Glendale finances tied to voters, arena, debt
By Lisa Halverstadt
The Arizona Republic
Three variables could dramatically impact Glendale’s bottom line: the possible repeal of the city’s recent sales-tax hike, how much the city will pay a potential Phoenix Coyotes buyer to manage the arena, and whether the city will be able to refinance its debt on a spring-training ballpark.
City leaders are in negotiations with potential Coyotes buyer Greg Jamison. Voters will weigh in on the sales-tax initiative in November. And an attempt to refinance debt likely is further out.
The loss of the sales-tax hike would mean slashing $11 million this fiscal year and $25 million the following year, about 14 percent of the general fund.
Interim City Manager Horatio Skeete (pictured) has asked for lists of potential cuts from every city operation, from public safety to parks and recreation.

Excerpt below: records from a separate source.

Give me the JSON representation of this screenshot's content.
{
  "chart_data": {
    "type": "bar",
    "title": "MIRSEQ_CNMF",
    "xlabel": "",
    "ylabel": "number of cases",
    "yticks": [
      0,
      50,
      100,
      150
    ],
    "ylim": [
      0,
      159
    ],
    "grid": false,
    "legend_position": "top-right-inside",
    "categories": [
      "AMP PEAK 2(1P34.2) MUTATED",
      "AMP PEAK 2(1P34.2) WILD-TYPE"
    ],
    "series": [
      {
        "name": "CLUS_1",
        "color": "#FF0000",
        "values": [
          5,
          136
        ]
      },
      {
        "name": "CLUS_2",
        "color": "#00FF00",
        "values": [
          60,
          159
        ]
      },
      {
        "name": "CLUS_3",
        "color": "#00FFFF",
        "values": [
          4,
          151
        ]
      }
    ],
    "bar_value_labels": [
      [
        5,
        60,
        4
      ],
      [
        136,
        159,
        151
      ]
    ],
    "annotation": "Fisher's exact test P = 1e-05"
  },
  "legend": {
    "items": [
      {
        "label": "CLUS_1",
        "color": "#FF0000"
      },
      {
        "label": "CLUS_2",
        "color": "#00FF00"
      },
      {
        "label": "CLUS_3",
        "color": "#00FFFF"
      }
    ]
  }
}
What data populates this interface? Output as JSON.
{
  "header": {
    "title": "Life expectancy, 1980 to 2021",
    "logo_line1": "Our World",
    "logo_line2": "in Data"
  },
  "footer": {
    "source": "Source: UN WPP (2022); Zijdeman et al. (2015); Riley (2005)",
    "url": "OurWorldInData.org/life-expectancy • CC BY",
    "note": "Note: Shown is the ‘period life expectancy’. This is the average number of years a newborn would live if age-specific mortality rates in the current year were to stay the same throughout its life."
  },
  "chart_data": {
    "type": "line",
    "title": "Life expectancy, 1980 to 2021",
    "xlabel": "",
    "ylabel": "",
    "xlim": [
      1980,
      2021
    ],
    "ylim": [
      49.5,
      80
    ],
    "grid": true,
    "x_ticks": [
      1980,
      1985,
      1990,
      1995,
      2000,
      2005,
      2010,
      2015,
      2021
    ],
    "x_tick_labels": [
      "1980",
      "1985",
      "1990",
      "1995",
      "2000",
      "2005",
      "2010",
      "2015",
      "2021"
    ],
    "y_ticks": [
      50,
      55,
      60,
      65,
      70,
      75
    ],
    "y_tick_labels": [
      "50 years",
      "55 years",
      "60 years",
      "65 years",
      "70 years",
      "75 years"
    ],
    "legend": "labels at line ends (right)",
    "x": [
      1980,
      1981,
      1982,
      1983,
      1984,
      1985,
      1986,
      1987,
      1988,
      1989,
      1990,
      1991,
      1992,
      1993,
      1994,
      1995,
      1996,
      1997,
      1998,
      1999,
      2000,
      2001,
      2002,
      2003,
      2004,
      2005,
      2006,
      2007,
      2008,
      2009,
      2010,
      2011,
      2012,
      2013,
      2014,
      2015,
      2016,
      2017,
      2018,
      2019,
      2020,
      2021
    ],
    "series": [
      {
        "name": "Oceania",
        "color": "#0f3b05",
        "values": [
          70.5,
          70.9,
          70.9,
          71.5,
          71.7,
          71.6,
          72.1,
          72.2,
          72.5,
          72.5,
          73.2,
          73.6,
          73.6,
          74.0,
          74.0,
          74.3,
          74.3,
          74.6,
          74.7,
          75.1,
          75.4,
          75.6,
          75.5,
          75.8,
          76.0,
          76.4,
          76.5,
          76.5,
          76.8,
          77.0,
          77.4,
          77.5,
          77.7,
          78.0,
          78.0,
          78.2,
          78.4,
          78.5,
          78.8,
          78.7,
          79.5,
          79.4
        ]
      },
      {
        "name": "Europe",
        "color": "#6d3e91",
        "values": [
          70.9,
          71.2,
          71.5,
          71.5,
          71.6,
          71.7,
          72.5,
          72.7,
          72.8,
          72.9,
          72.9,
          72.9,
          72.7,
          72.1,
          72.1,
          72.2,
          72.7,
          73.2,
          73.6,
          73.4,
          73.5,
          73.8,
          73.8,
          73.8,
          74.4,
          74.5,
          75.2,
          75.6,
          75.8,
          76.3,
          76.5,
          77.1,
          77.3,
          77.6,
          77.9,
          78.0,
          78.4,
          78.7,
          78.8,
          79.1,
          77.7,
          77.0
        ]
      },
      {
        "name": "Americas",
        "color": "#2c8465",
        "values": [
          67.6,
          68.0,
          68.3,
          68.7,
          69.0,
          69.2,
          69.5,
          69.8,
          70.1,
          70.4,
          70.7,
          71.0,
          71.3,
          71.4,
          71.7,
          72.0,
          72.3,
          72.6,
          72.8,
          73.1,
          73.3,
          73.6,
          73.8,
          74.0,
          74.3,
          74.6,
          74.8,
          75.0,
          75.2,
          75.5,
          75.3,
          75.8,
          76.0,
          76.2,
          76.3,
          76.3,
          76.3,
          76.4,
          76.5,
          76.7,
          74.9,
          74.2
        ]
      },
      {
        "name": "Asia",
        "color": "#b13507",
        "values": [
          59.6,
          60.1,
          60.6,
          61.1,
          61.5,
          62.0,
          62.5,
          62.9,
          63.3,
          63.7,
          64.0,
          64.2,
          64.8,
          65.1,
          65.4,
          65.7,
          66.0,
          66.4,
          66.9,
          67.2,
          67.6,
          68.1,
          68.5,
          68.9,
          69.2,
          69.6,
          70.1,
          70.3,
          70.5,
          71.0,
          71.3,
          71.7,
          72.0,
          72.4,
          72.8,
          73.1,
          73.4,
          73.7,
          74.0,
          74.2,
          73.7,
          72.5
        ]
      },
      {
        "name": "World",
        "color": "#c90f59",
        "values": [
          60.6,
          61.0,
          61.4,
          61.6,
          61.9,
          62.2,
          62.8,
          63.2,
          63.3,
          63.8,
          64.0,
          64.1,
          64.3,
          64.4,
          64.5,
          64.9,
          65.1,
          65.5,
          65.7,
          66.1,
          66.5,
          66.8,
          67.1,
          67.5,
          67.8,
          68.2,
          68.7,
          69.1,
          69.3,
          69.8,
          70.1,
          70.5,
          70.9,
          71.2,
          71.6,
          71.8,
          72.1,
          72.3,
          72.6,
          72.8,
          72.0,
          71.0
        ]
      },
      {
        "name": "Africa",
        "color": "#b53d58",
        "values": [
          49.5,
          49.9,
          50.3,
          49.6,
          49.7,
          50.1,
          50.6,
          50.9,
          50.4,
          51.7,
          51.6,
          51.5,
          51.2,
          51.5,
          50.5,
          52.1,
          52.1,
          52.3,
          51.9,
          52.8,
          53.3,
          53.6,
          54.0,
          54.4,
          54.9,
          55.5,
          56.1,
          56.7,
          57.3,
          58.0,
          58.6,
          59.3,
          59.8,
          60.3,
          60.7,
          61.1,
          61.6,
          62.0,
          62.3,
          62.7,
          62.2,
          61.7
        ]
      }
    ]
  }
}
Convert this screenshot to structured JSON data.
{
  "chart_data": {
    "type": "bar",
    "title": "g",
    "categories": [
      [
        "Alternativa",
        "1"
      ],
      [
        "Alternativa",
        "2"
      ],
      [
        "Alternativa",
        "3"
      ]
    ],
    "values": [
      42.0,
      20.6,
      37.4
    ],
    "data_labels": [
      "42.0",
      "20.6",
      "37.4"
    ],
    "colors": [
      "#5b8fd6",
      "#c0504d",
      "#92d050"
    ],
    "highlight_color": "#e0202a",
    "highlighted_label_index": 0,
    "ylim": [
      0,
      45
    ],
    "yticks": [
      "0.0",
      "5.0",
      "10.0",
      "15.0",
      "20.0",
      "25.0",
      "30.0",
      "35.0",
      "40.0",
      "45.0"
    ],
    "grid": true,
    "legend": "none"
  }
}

He plans to return to the Glendale City Council with options, possibly next week.
The concerns follow a difficult budget process this past spring when a council majority closed a $35 million shortfall by laying off 49 employees, cutting departments and increasing the city’s sales-tax rate.
A business group, concerned by the 0.7 percentage-point hike and the lack of communication from the city, soon gathered support for a ballot initiative to reverse the tax increase. Voters will decide on the measure Nov. 6.
Ahead of voters’ decision, Skeete is preparing budget scenarios.